Un agent qui n'a pu profiter de ses congés payés pour cause de maladie a désormais le droit de les reporter
Par Franck Lemarc
C’est une chose assez rare pour être signalée : la Cour de cassation est revenue, le 10 septembre, sur une de ses propres décisions. En 1996 en effet, elle avait formellement jugé que « le salarié qui tombe malade au cours de ses congés payés ne peut exiger de prendre ultérieurement le congé dont il n'a pu bénéficier du fait de son arrêt de travail, l’employeur s’étant acquitté de ses obligations à son égard ».
Sauf qu’entretemps, la Cour de justice de l’Union européenne en a jugé autrement. En application d’une directive européenne de novembre 2003, elle a énoncé que « la finalité du droit au congé annuel payé, qui est de permettre au travailleur de se reposer et de disposer d'une période de détente et de loisirs, diffère de celle du droit au congé de maladie, qui est accordé au travailleur afin qu'il puisse se rétablir d'une maladie ». Dans la mesure où la maladie l’a empêché de « se reposer et de disposer d’une période de détente et de loisir », le salarié doit avoir le droit de récupérer ses congés payés ultérieurement. La Cour de justice de l’Union européenne (CJUE) a donc exigé que les différentes juridictions des États membres reviennent sur leurs décisions passées à cet égard.

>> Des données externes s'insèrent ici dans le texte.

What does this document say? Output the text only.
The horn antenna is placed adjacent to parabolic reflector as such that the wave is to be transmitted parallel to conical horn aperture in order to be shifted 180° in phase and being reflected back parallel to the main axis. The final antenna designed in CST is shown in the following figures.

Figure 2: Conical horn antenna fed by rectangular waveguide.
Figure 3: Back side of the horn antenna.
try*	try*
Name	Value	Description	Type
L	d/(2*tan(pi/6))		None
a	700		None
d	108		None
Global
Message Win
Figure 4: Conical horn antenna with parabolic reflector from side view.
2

Le report désormais obligatoire
C’est ce qu’a fait la Cour de cassation, en France, le 10 septembre, dans un conflit opposant une salariée à son employeur. Appliquant strictement les demandes de la CJUE, la Cour déclare qu’il « convient désormais de juger que le salarié en situation d'arrêt de travail pour cause de maladie survenue durant la période de congé annuel payé a le droit de bénéficier ultérieurement des jours de congé payé coïncidant avec la période d'arrêt de travail pour maladie ». À la condition expresse, toutefois, que l’arrêt maladie ait été dûment notifié par le salarié à l’employeur.

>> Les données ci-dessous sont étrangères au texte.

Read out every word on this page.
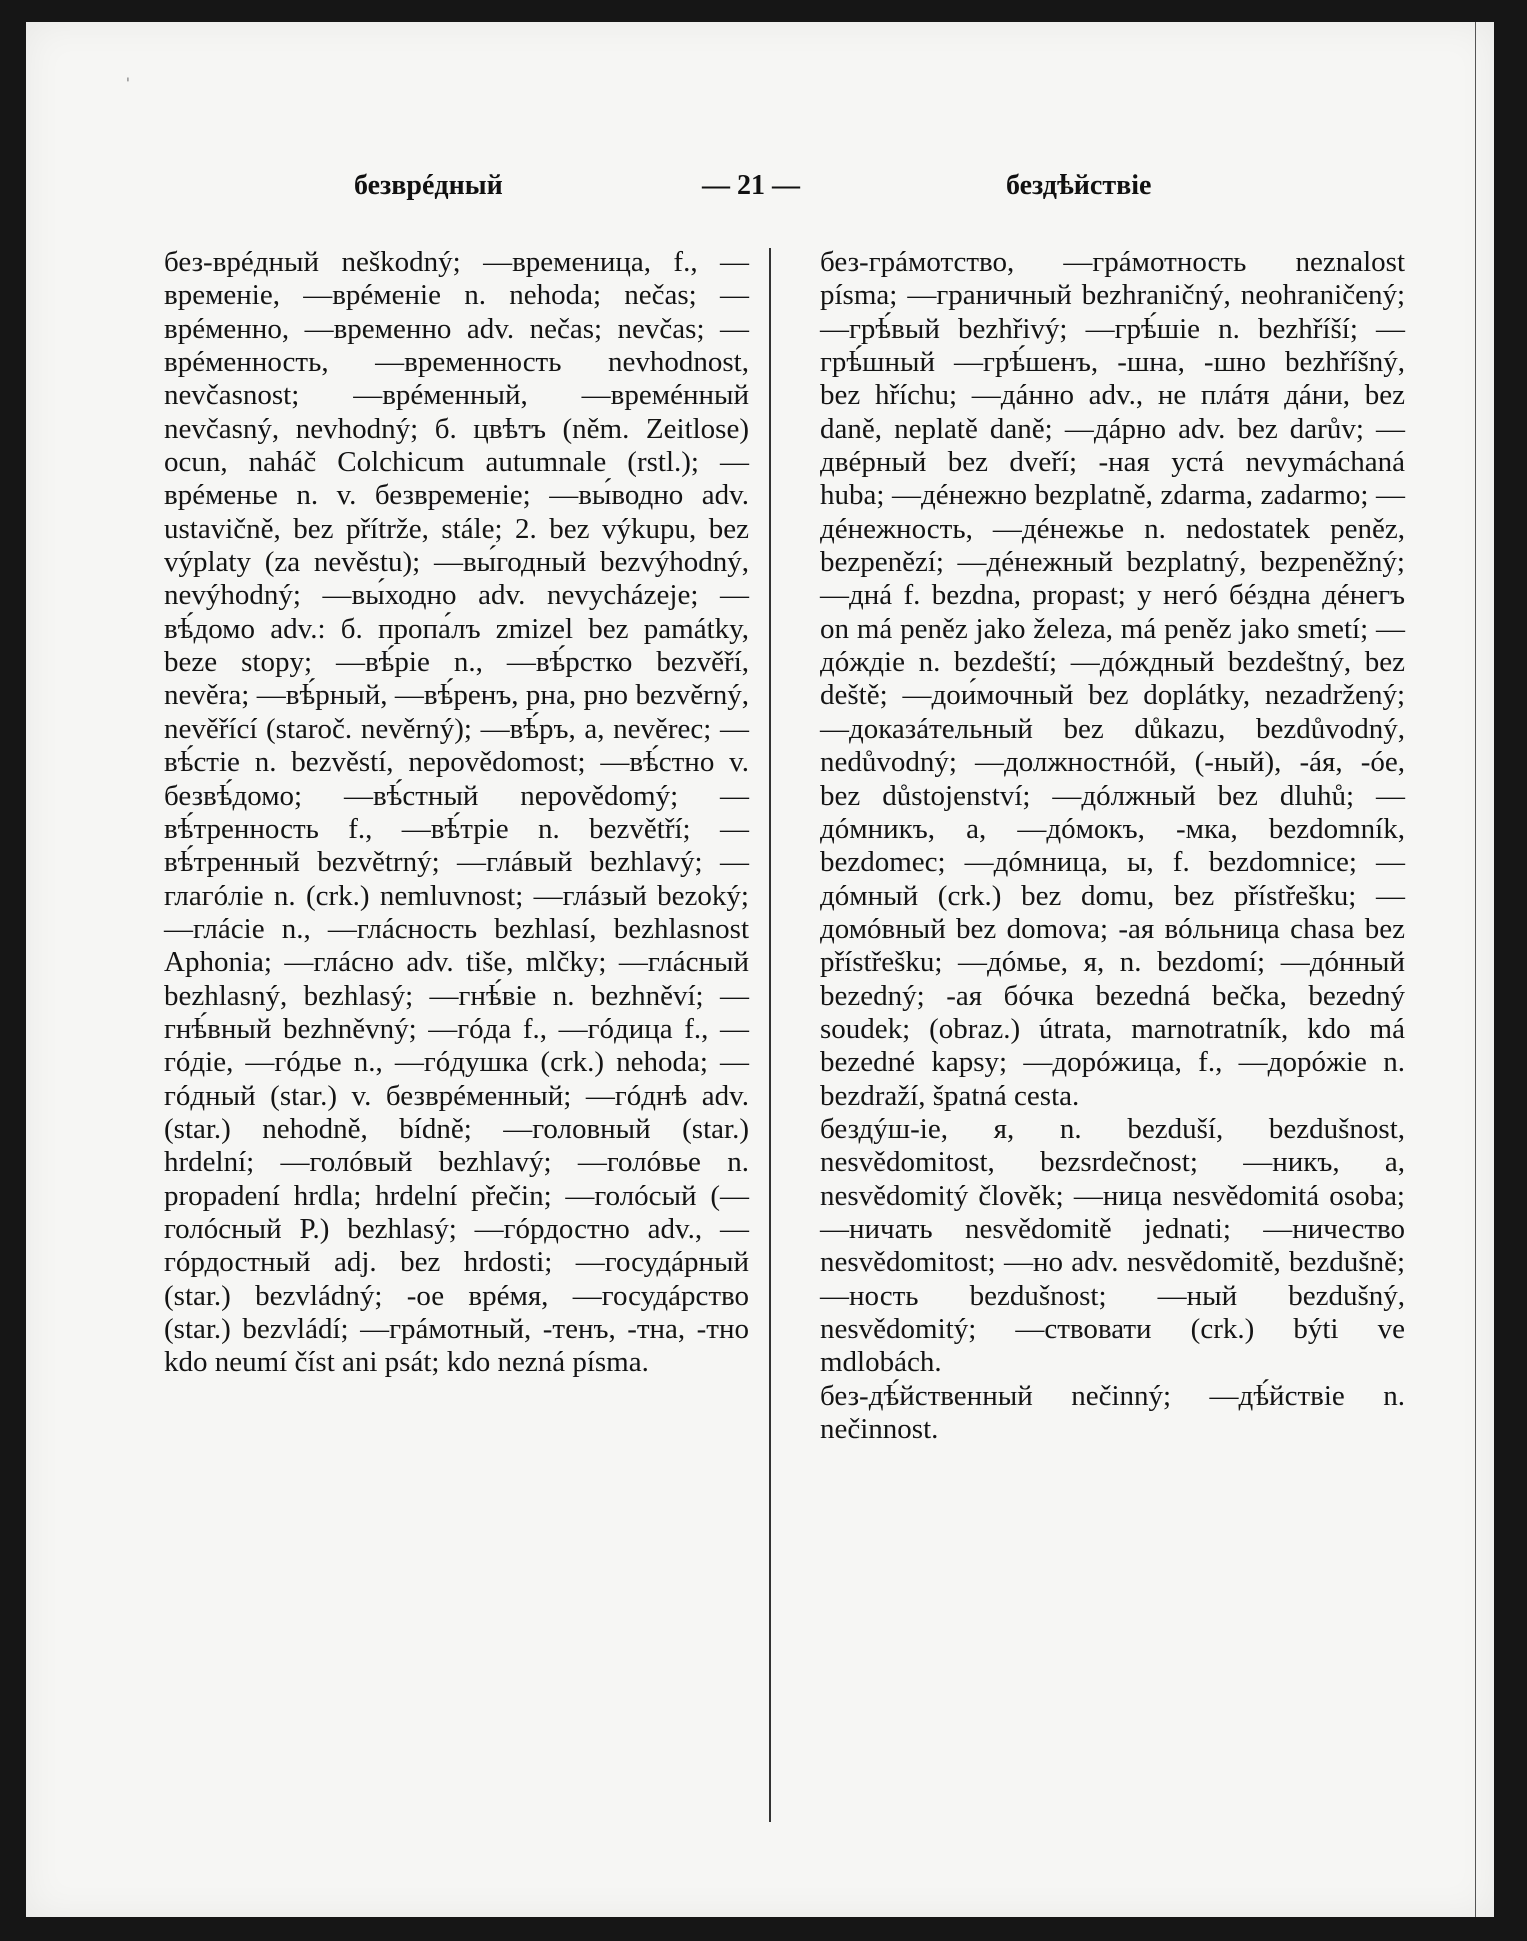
'
безврéдный	— 21 —	бездѣйствіе

без-врéдный neškodný; —временица, f., —временіе, —врéменіе n. nehoda; nečas; —врéменно, —временно adv. nečas; nevčas; —врéменность, —временность nevhodnost, nevčasnost; —врéменный, —времéнный nevčasný, nevhodný; б. цвѣтъ (něm. Zeitlose) ocun, naháč Colchicum autumnale (rstl.); —врéменье n. v. безвременіе; —вы́водно adv. ustavičně, bez přítrže, stále; 2. bez výkupu, bez výplaty (za nevěstu); —вы́годный bezvýhodný, nevýhodný; —вы́ходно adv. nevycházeje; —вѣ́домо adv.: б. пропа́лъ zmizel bez památky, beze stopy; —вѣ́ріе n., —вѣ́рстко bezvěří, nevěra; —вѣ́рный, —вѣ́ренъ, рна, рно bezvěrný, nevěřící (staroč. nevěrný); —вѣ́ръ, а, nevěrec; —вѣ́стіе n. bezvěstí, nepovědomost; —вѣ́стно v. безвѣ́домо; —вѣ́стный nepovědomý; —вѣ́тренность f., —вѣ́тріе n. bezvětří; —вѣ́тренный bezvětrný; —глáвый bezhlavý; —глагóліе n. (crk.) nemluvnost; —глáзый bezoký; —глáсіе n., —глáсность bezhlasí, bezhlasnost Aphonia; —глáсно adv. tiše, mlčky; —глáсный bezhlasný, bezhlasý; —гнѣ́віе n. bezhněví; —гнѣ́вный bezhněvný; —гóда f., —гóдица f., —гóдіе, —гóдье n., —гóдушка (crk.) nehoda; —гóдный (star.) v. безврéменный; —гóднѣ adv. (star.) nehodně, bídně; —головный (star.) hrdelní; —голóвый bezhlavý; —голóвье n. propadení hrdla; hrdelní přečin; —голóсый (—голóсный P.) bezhlasý; —гóрдостно adv., —гóрдостный adj. bez hrdosti; —госудáрный (star.) bezvládný; -ое врéмя, —госудáрство (star.) bezvládí; —грáмотный, -тенъ, -тна, -тно kdo neumí číst ani psát; kdo nezná písma.

без-грáмотство, —грáмотность neznalost písma; —граничный bezhraničný, neohraničený; —грѣ́вый bezhřivý; —грѣ́шіе n. bezhříší; —грѣ́шный —грѣ́шенъ, -шна, -шно bezhříšný, bez hříchu; —дáнно adv., не плáтя дáни, bez daně, neplatě daně; —дáрно adv. bez darův; —двéрный bez dveří; -ная устá nevymáchaná huba; —дéнежно bezplatně, zdarma, zadarmo; —дéнежность, —дéнежье n. nedostatek peněz, bezpenězí; —дéнежный bezplatný, bezpeněžný; —днá f. bezdna, propast; у негó бéздна дéнегъ on má peněz jako železa, má peněz jako smetí; —дóждіе n. bezdeští; —дóждный bezdeštný, bez deště; —дои́мочный bez doplátky, nezadržený; —доказáтельный bez důkazu, bezdůvodný, nedůvodný; —должностнóй, (-ный), -áя, -óе, bez důstojenství; —дóлжный bez dluhů; —дóмникъ, а, —дóмокъ, -мка, bezdomník, bezdomec; —дóмница, ы, f. bezdomnice; —дóмный (crk.) bez domu, bez přístřešku; —домóвный bez domova; -ая вóльница chasa bez přístřešku; —дóмье, я, n. bezdomí; —дóнный bezedný; -ая бóчка bezedná bečka, bezedný soudek; (obraz.) útrata, marnotratník, kdo má bezedné kapsy; —дорóжица, f., —дорóжіе n. bezdraží, špatná cesta.

бездýш-іе, я, n. bezduší, bezdušnost, nesvědomitost, bezsrdečnost; —никъ, а, nesvědomitý člověk; —ница nesvědomitá osoba; —ничать nesvědomitě jednati; —ничество nesvědomitost; —но adv. nesvědomitě, bezdušně; —ность bezdušnost; —ный bezdušný, nesvědomitý; —ствовати (crk.) býti ve mdlobách.

без-дѣ́йственный nečinný; —дѣ́йствіе n. nečinnost.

Cette jurisprudence de la Cour de cassation n’a guère été appréciée du côté des syndicats patronaux, en particulier au Medef dont le président, Patrick Martin, a estimé qu’il s’agit d’un « signal très préoccupant pour notre compétitivité et la lutte contre les arrêts de travail abusifs ». Patrick Martin a appelé « le futur gouvernement » à « agir rapidement » sur ce sujet. Mais quoi qu’il en pense, le « futur gouvernement » ne peut pas prendre de décision qui aille à l’encontre du droit européen.
Une mesure déjà en vigueur dans la fonction publique
Cette décision de la Cour de cassation concerne le Code du travail, c’est-à-dire le droit privé. Mais qu’en est-il dans la fonction publique en général, et dans les collectivités en particulier ?
En réalité, le gouvernement avait déjà pris les devants sur ce sujet, puisque, par un décret du 21 juin 2025 – passé un peu inaperçu –, il s’était déjà mis en conformité avec le droit européen. Ce décret avait pour objectif, tout comme la décision de la Cour de cassation, de « transposer la directive 2003/88/CE » et d’adapter le droit de la fonction publique dans ce sens : il instaure donc le droit au report du congé annuel non pris en raison de congés liés à la santé.
Pour être tout à fait précis, ce droit au report s’appliquait déjà largement dans la fonction publique bien avant la parution de ce décret, comme l’explique l’avocate en droit public Lorène Carrère sur Linkedin : en effet, dès 2017, les juges administratifs ont constaté que l’État français n’avait pas transposé la directive européenne de 2003 et que, dans ces circonstances, celle-ci était « directement applicable ». « Les jurisprudences sur le report des congés en cas de maladie sont donc légion depuis plusieurs années », rappelle donc l’avocate, et « globalement, les employeurs publics appliquent » déjà cette règle.
Pour plus de clarté, le gouvernement a fini par décider, enfin, de publier un texte réglementaire pour remettre les choses au carré, et transposer les textes européens dans le droit public français.
Le décret du 21 juin 2025 dispose donc que si un agent ne peut exercer son congé payé « pour raison de santé, accident de service ou de travail, maladie professionnelle ou d’un congé lié aux responsabilités parentales ou familiales » (maternité, paternité, congé proche aidant, etc.), il peut désormais bénéficier d’un report de ces congés « sur une période de 15 mois ». Cette période de 15 mois durant laquelle le report peut avoir lieu peut être prolongée « sur décision exceptionnelle du chef de service ».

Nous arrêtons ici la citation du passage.